Futbol endüstrisindeki küresel başarı hikayelerini bu şekilde paylaşmamızın sebebi doğal olarak Türk spor endüstrisine fayda sağlamaktır. Bu örneklerin anlatımı sonrası Türkiye pazarı, mevcut durum ve gelecek ile ilgili çalışmalarımızı sizlerle paylaşacağız. Küresel örneklerin Türkiye için geçerli olmadığını düşünmek doğru değildir. Dünyada her iş için yönetim standartları ve uygulamaları küreseldir. Makro ekonomik koşullar önemli olsa da bazı Hollanda, İskoçya, Danimarka, Yunanistan kulüpleri ülkemiz büyüklerinden daha fazla ciro elde ediyorlarsa, ki ediyorlar, burada küresel uygulamalara göz atmak faydalı olacaktır. Sonuç olarak Türkiye hem toplam ekonomi, hem nüfus olarak bu ülkelerden büyüktür. Kişi başı gelir farkları olsa da Türkiye'nin üst gelir kesimine düsen yüzde 15lik kesim bütün Danimarka nüfusundan daha fazla insana tekabül etmektedir ve bu kesimin kişi başı geliri Avrupa standartlarındadır.
Manchester United kulübü uzun soluklu stratejisi sayesinde kriz yaşamadığından anlatacaklarımız bir yeniden yapılandırma değil uzun soluklu bir spor yönetimi başarısıdır. Bu başarı hikayesi, bu sezonun Şampiyonlar Ligi şampiyonu Manchester United'ın saha dışında da yıllardır şampiyonluklar yaşadığını gösterecektir. Uzun soluklu bir dönemi kapsayan bu çalışmayı üç bölümde bulacaksınız.
Manchester United son 20 yılda futbolda finansal başarının standardı olmuştur. Kulüp Avrupa'nın en çok geliri olan kulüpleri listesinde son 11 yılda 7 yıl arka arkaya 1. olmuştur; dünyanın en karlı futbol organizasyonudur ve bu konuda devamlılığı sağlamıştır. Son 15 yıldır hiç zarar etmemiştir. Kulübün en son halka açık olduğu 2006-2007 döneminde cirosu 167 milyon Pound; operasyonel geliri ise 41 milyon Pound'dur. 2007-2008 sezonunda da kulüp 230 milyon Pound ciro sağlamıştır. Kulübün gelirleri her yıl 4 ana gelir kalemi olan yayın, maç günü, sponsorluk ve ticari gelirler arasında dengeli dağılmaktadır. Burada kulübün en büyük gelir kaleminin genel trendin aksine yayın gelirleri değil maç günü gelirleri olduğunu not etmek önemlidir. Ayrıca kulüp bu donemde oyuncu ücretlerinin ciroya oranını hep kontrol altında tutmuştur.

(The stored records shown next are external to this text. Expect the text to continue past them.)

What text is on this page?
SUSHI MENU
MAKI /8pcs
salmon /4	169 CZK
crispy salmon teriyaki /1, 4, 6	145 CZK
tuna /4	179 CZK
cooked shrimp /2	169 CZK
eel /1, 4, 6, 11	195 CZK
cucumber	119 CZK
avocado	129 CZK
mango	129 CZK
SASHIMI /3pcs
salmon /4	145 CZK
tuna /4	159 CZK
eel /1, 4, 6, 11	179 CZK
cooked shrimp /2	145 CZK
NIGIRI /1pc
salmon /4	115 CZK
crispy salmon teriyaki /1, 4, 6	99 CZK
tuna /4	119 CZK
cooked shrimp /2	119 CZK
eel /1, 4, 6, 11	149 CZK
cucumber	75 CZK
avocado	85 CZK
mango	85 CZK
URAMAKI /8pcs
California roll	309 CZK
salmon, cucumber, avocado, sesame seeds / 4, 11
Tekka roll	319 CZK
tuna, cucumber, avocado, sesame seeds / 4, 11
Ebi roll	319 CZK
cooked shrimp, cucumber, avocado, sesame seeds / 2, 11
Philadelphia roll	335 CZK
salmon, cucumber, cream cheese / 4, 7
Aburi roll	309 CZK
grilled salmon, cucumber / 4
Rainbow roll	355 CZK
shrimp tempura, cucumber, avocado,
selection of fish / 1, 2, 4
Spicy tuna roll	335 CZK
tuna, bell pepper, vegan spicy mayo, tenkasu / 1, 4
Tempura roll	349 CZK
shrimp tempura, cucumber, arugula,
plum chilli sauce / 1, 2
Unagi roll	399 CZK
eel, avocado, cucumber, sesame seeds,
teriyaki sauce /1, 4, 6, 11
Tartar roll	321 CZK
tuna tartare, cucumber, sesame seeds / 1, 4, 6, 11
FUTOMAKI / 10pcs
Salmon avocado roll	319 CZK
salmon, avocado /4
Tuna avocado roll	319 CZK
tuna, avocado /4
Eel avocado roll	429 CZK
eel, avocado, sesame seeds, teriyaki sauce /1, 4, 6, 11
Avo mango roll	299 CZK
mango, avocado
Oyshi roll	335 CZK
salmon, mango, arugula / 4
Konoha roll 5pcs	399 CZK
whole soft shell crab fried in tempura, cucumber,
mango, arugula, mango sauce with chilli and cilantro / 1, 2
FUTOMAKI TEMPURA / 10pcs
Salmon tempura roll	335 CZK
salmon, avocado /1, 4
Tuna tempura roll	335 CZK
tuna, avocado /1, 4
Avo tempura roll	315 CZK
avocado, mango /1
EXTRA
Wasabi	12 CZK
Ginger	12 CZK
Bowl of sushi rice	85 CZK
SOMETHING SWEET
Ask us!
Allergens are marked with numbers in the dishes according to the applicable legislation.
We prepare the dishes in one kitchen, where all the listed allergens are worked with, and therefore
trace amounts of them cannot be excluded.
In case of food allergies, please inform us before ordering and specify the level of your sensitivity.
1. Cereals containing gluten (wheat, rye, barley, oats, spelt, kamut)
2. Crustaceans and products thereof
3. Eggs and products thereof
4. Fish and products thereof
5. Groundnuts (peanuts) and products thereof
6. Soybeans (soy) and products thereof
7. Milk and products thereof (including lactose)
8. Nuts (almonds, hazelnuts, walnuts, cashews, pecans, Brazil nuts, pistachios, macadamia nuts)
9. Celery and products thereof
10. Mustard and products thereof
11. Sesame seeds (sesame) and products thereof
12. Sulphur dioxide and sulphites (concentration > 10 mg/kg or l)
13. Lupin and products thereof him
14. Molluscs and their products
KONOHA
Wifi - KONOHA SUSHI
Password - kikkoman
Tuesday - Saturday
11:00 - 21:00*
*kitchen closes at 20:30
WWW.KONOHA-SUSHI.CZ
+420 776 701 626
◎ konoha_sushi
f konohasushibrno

Kulüp ilk efsanevi yıllarını Busby yönetiminde 1945-1969 arasında yaşamıştır. "Busby Babes" olarak adlandırılan genç kadrosu ile 1950lerde fırtınalar estiren kulüp, 1958de Münih'teki uçak kazası sonrası Duncan Edwards gibi önemli oyuncularını kaybetmiştir. Busby mucizevî bir şekilde bu kazadan sağ kurtulmuştur. Buna rağmen ayakta kalmayı başaran kulüp Busby yönetiminde Bobby Charlton ve George Best gibi oyuncuları yetiştirerek 1968 yılında Avrupa şampiyonluğunu kazanmıştır. Kulübün yeni efsanevi koçu Ferguson'a kadar yaşayacağı son lig şampiyonluğu da 1967 yılında yaşanmıştır. Bu donem sonrası duraklama devrine giren kulüp, Avrupa'nın sürdürülebilir finansal başarı standardı olmasını 1986 yılından itibaren atılan doğru adımlara borçludur:
• 1986: Alex Ferguson transferi, altyapı yatırımlarına hız verilmesi, kulüp müzesi acilimi, futbol kampları kurulumu.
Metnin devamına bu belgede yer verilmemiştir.